Greyhound Running Express Service in Texas With Americanos Drivers

On Good Friday, dozens of ATU Local 1700 members leafleted passengers at Greyhound terminals in Dallas, Houston, San Antonio, El Paso, Phoenix and Los Angeles. The April 6 informational picketlines were a response to a company “bait and switch” scheme to operate Greyhound Express service across Texas with Americanos drivers.

In San Antonio, more than a dozen Local 1700 drivers picketed and passed out flyers to bus passengers. Union steward Patricia Wright said several riders thanked her and said they bought Greyhound tickets because of previous bad experiences with other bus lines. Wright understands their concerns; she and a co-worker cushioned home last Dec. 16 on an Americanos bus that crashed.

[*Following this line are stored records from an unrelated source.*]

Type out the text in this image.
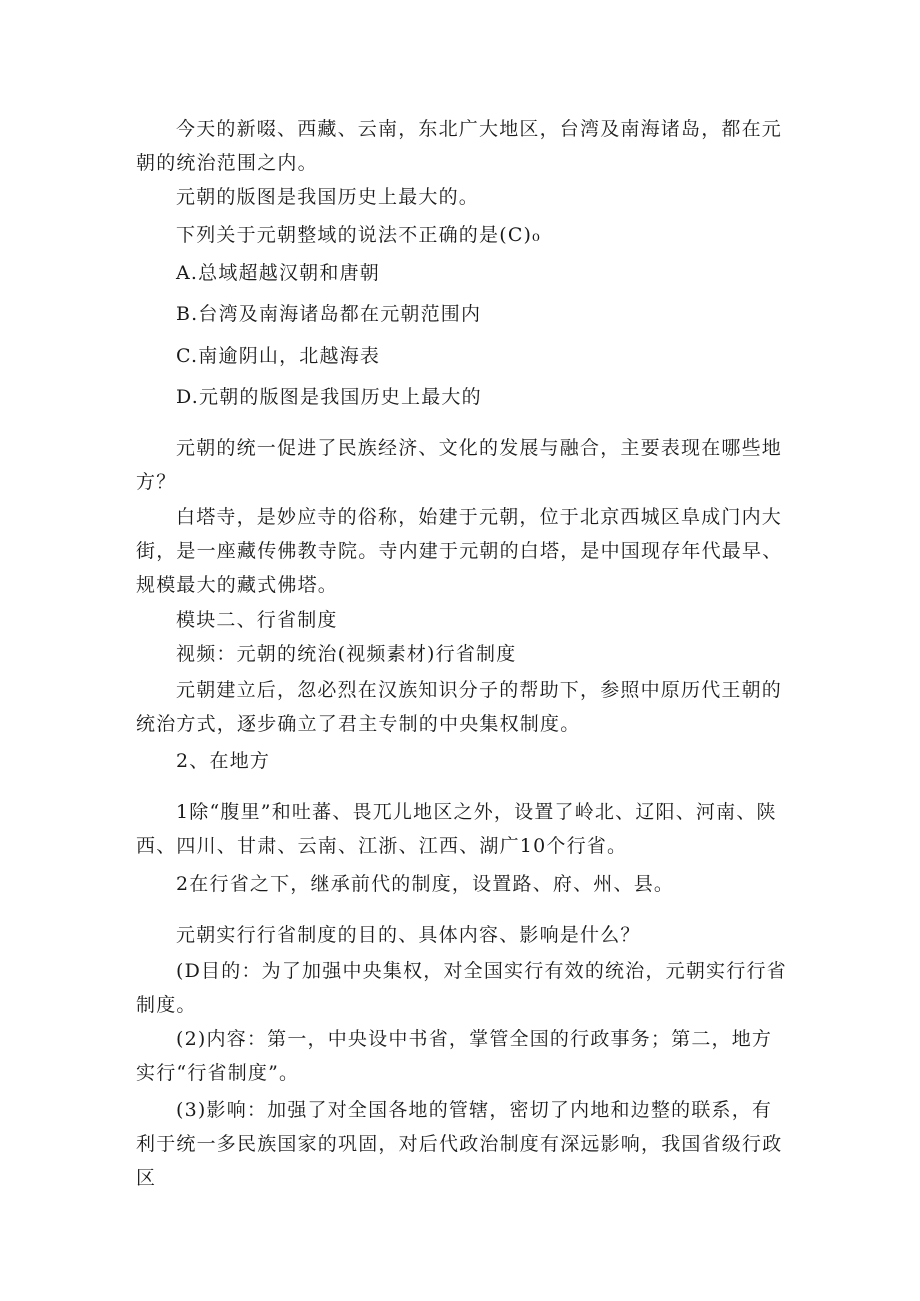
今天的新啜、西藏、云南，东北广大地区，台湾及南海诸岛，都在元朝的统治范围之内。

元朝的版图是我国历史上最大的。

下列关于元朝整域的说法不正确的是(C)₀

A.总域超越汉朝和唐朝

B.台湾及南海诸岛都在元朝范围内

C.南逾阴山，北越海表

D.元朝的版图是我国历史上最大的

元朝的统一促进了民族经济、文化的发展与融合，主要表现在哪些地方？

白塔寺，是妙应寺的俗称，始建于元朝，位于北京西城区阜成门内大街，是一座藏传佛教寺院。寺内建于元朝的白塔，是中国现存年代最早、规模最大的藏式佛塔。

模块二、行省制度

视频：元朝的统治(视频素材)行省制度

元朝建立后，忽必烈在汉族知识分子的帮助下，参照中原历代王朝的统治方式，逐步确立了君主专制的中央集权制度。

2、在地方

1除“腹里”和吐蕃、畏兀儿地区之外，设置了岭北、辽阳、河南、陕西、四川、甘肃、云南、江浙、江西、湖广10个行省。

2在行省之下，继承前代的制度，设置路、府、州、县。

元朝实行行省制度的目的、具体内容、影响是什么？

(D目的：为了加强中央集权，对全国实行有效的统治，元朝实行行省制度。

(2)内容：第一，中央设中书省，掌管全国的行政事务；第二，地方实行“行省制度”。

(3)影响：加强了对全国各地的管辖，密切了内地和边整的联系，有利于统一多民族国家的巩固，对后代政治制度有深远影响，我国省级行政区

“We really didn’t want to ride that bus,” Wright said, “but we needed to get back to San Antonio quickly because the Board was busy. It kills me every time I think about it.”

A few years ago, Greyhound began marketing itself to white and “upscale” passengers, and launched or bought “Mexican” subsidiaries like Americanos for riders who cared mainly about getting the cheapest fare. Local 1700 fought this move into separate and unequal service since the company started down that long-discredited road.

Greyhound, however, didn’t foresee two developments that have reshaped inter-city bus travel. Taking the bus is an option again for millions of working Americans caught in the economic meltdown, and Wi-Fi has made long rides tolerable (even enjoyable) for commuters and college kids with laptops and iPads.

Now Greyhound wants to tap the more upscale market by “re-branding” some Texas service from Americanos to Greyhound Express. Riders think they are paying for Greyhound-level quality, but are really getting a bus painted like a Greyhound with “Operator: Americanos USA” in small letters and an Americanos driver.

Local 1700 drivers say they would welcome routes that never should have been taken away. But the company wants to have their cake and eat it, too: they want seasoned bilingual Local 1700 drivers, but instead of paying a bonus for the higher level of service, they want drivers to agree to an Americanos wage.

“I wish the company would have brought the Americanos drivers up to our salary level, instead of trying to force us down to their level,” said San Antonio picketer Wright.

Local 1700 President Bruce Hamilton said Greyhound is being dishonest with riders, and accused the company of violating federal law in a complaint to the National Labor Relations Board.

He said Greyhound’s treatment of bilingual drivers reflects the same discriminatory attitude as its marketing approach, and accused the company of using low wages at Americanos to create second-class drivers and provide second- class service for minority riders.

“Segmenting is nothing more than segregation warmed over,” Hamilton said. “It’s bad policy for employees and bad for the pubic we serve.”